Friday, April 22, 2022

Day 103 ~ Corinth and a Canal

 April 22, 2022

64 degrees, sunny and lovely!

Athens built the Acropolis. Corinth was a commercial city, interested in purely materialistic things. Today we admire Athens, visit it, preserve the old temples, yet we hardly ever set foot in Corinth. - Harold Urey, Nobel Prizing winning chemist

Today is Good Friday on the Greek Orthodox Church calendar. It is a holiday on which most people head for the country to celebrate with family and to visit the graves of loved ones. The Greek Church is the state religion according to their constitution, and the clergy is paid by the state! This is also the beginning of a 2 week school break. It's only 54 miles from Athens to Corinth, but it took us all of two hours to get there because of the traffic! 

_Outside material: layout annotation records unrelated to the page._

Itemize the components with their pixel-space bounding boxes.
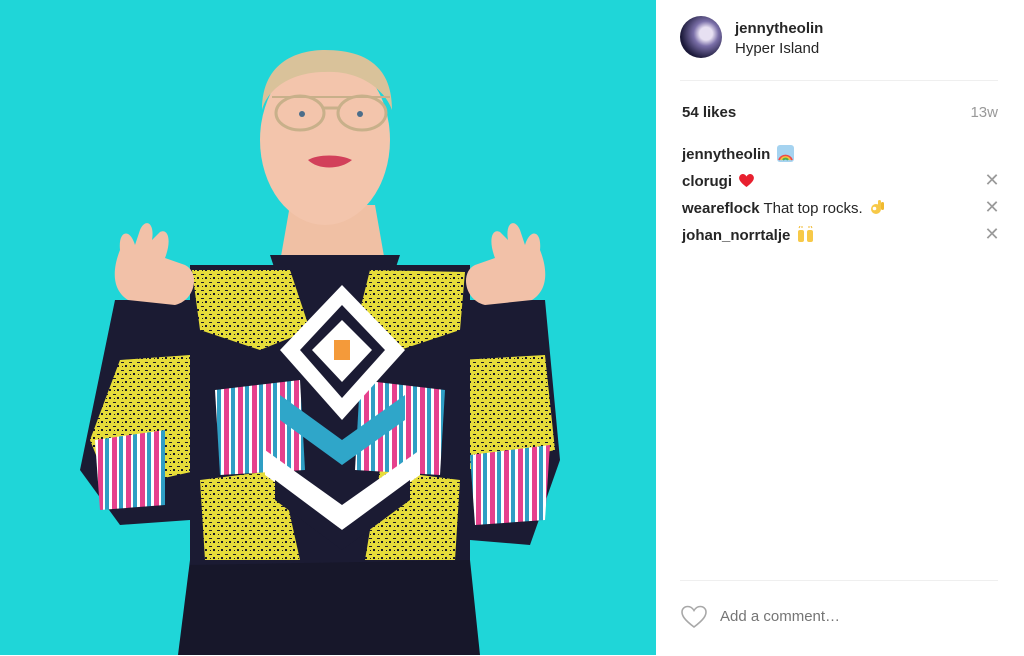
comment-item: clorugi ✕ bbox=[682, 171, 1000, 199]
post-time-ago[interactable]: 13w bbox=[970, 104, 998, 121]
post-header: jennytheolin Hyper Island bbox=[680, 16, 998, 81]
raising-hands-emoji-icon bbox=[797, 226, 813, 242]
post-sidebar: jennytheolin Hyper Island 54 likes 13w j… bbox=[656, 0, 1024, 655]
comment-username[interactable]: weareflock bbox=[682, 200, 760, 217]
comment-item: weareflock That top rocks. ✕ bbox=[682, 198, 1000, 226]
comment-item: jennytheolin bbox=[682, 145, 1000, 172]
delete-comment-icon[interactable]: ✕ bbox=[984, 225, 1000, 243]
comment-username[interactable]: johan_norrtalje bbox=[682, 227, 790, 244]
like-heart-icon[interactable] bbox=[681, 605, 707, 629]
instagram-post: jennytheolin Hyper Island 54 likes 13w j… bbox=[0, 0, 1024, 655]
author-username[interactable]: jennytheolin bbox=[735, 20, 823, 37]
add-comment-input[interactable] bbox=[720, 608, 980, 625]
person-in-patterned-sweater-photo bbox=[0, 0, 656, 655]
comment-username[interactable]: clorugi bbox=[682, 173, 732, 190]
post-footer bbox=[680, 580, 998, 656]
red-heart-emoji-icon bbox=[739, 174, 755, 187]
comment-username[interactable]: jennytheolin bbox=[682, 146, 770, 163]
likes-count[interactable]: 54 likes bbox=[682, 104, 736, 121]
ok-hand-emoji-icon bbox=[870, 200, 884, 214]
rainbow-emoji-icon bbox=[776, 145, 794, 162]
delete-comment-icon[interactable]: ✕ bbox=[984, 171, 1000, 189]
comment-text: That top rocks. bbox=[763, 200, 863, 217]
comment-list: jennytheolin clorugi ✕ weareflock That t… bbox=[682, 145, 1000, 253]
post-location[interactable]: Hyper Island bbox=[735, 40, 819, 57]
comment-item: johan_norrtalje ✕ bbox=[682, 225, 1000, 253]
delete-comment-icon[interactable]: ✕ bbox=[984, 198, 1000, 216]
post-photo[interactable] bbox=[0, 0, 656, 655]
user-avatar[interactable] bbox=[680, 16, 722, 58]
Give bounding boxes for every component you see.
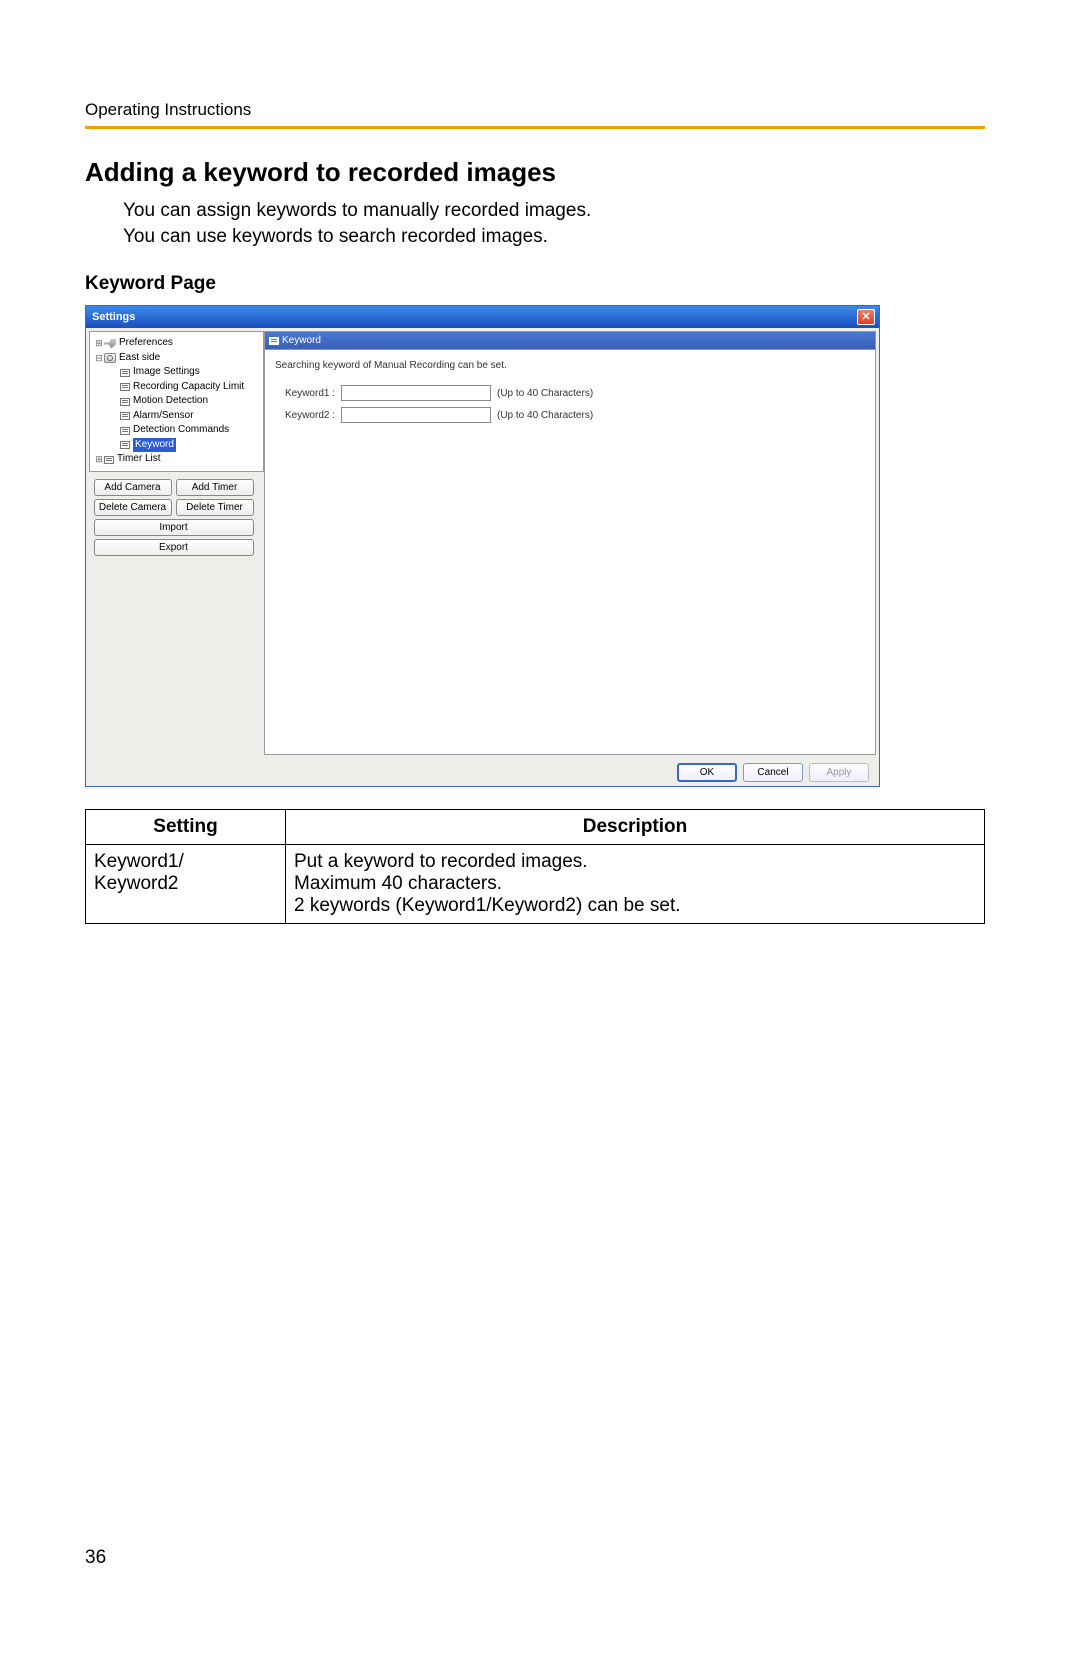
window-title: Settings xyxy=(92,311,857,323)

Not to call Mr. Urey a liar, but I have to wonder if he's ever been to Corinth. In the first century, it was a center for industry, it's true, but they also had 20,000 Jews in their population of over 100,000. There was a synagogue as well as a number of pagan temples. And the Apostle Paul spent 18 months there, teaching and preaching and building up a community of neophyte Christians. To say the people weren't interested in their souls as well as their wallets is to demean them unjustly. Their city is as exquisite as the Athenian ruins, but not quite as well preserved. 

Before we reached Corinth, we stopped to see a rather modern wonder that was first proposed in ancient times--the Corinth Canal. Nero actually started the project, physically breaking ground and removing the first bucket of earth himself, but the canal died when he did. Finally, it was completed in 1893 after 11 years work by the same company that began and failed to finish the Suez Canal! 
The canal is 4 miles long and connects the Aegean Sea and Ionian Sea and separates the Peleponnese peninsula from the rest of mainland Greece. Ships can't exceed 15,000 tons, 58 ft beams and can only have a draft of 24 feet. 

If the canal had been dug in ancient times, it would have spelled the end of Corinth as a major entry port for Greece. But now, it's far too small to accommodate most vessels. Usually only tourist vessels (not cruise ships!) navigate the canal and avoid the 700 miles needed to go around Peleponnese.

The ruins of an ancient spring associated with the myth of Medea, who murdered her children, 7 sons and 7 daughters, after her husband Jason divorced her to marry another. She also gave Wife #2 a wedding present of a poison dress that burst into flames that could not be quenched. Medea is a complicated character in mythological terms. She's an action heroine at first and a villainess who crossed a terrible line at the end.  

   
The site at Corinth is being studied and unearthed by the American School of Classical Studies. While we weren't allowed to enter the on-site museum, which was very small and couldn't accommodate all the groups visiting the site, we were still able to see some remarkable remnants of the ancient city just lined up around the museum building.

All that remained of the statue at left was the feet, but just look at the detail! The toenails, the second toe slightly longer than the big toe (a condition shared by only 3-15% of the world's population!), the details of the sandals, and the drape of his clothing indicate that the statue came from Greek's Golden age--the 5th century BC.   

The agora, or marketplace. Merchants would have lived above their shops in a second story.

The remains of the temple of Apollo, from circa 560 BC, one of the earliest examples of Doric columns known. On the summit in the background is a fortress to which the citizens of Corinth could flee in times of distress or attack.  

A cross adorns the top of what used to be the Bema or Rostrum of the Roman-style forum in Corinth. This raised, flat area is believed that this is where Paul was judged by Proconsul Gallio, who dismissed the charged brought against the apostle as a squabble between opposing Jewish sects. In the Byzantine era, the site was transformed into a church. 

Ancient Peirene fountain not far from the city gates that led out to the Aegean Sea. Legend has it that it was one of Pegasus' favorite watering holes! 


Our time there flew by quickly and our trip back into Piraeus/Athens was much quicker than our drive out to Corinth. All the traffic had been fleeing the city not flooding into it. 

I was touched by this site and my imagination ran wild trying to visualize what it all might have been like so many centuries ago.

Also, poppies were everywhere! I need to plant some when we get home. And every time I look at them, I'll think of Corinth.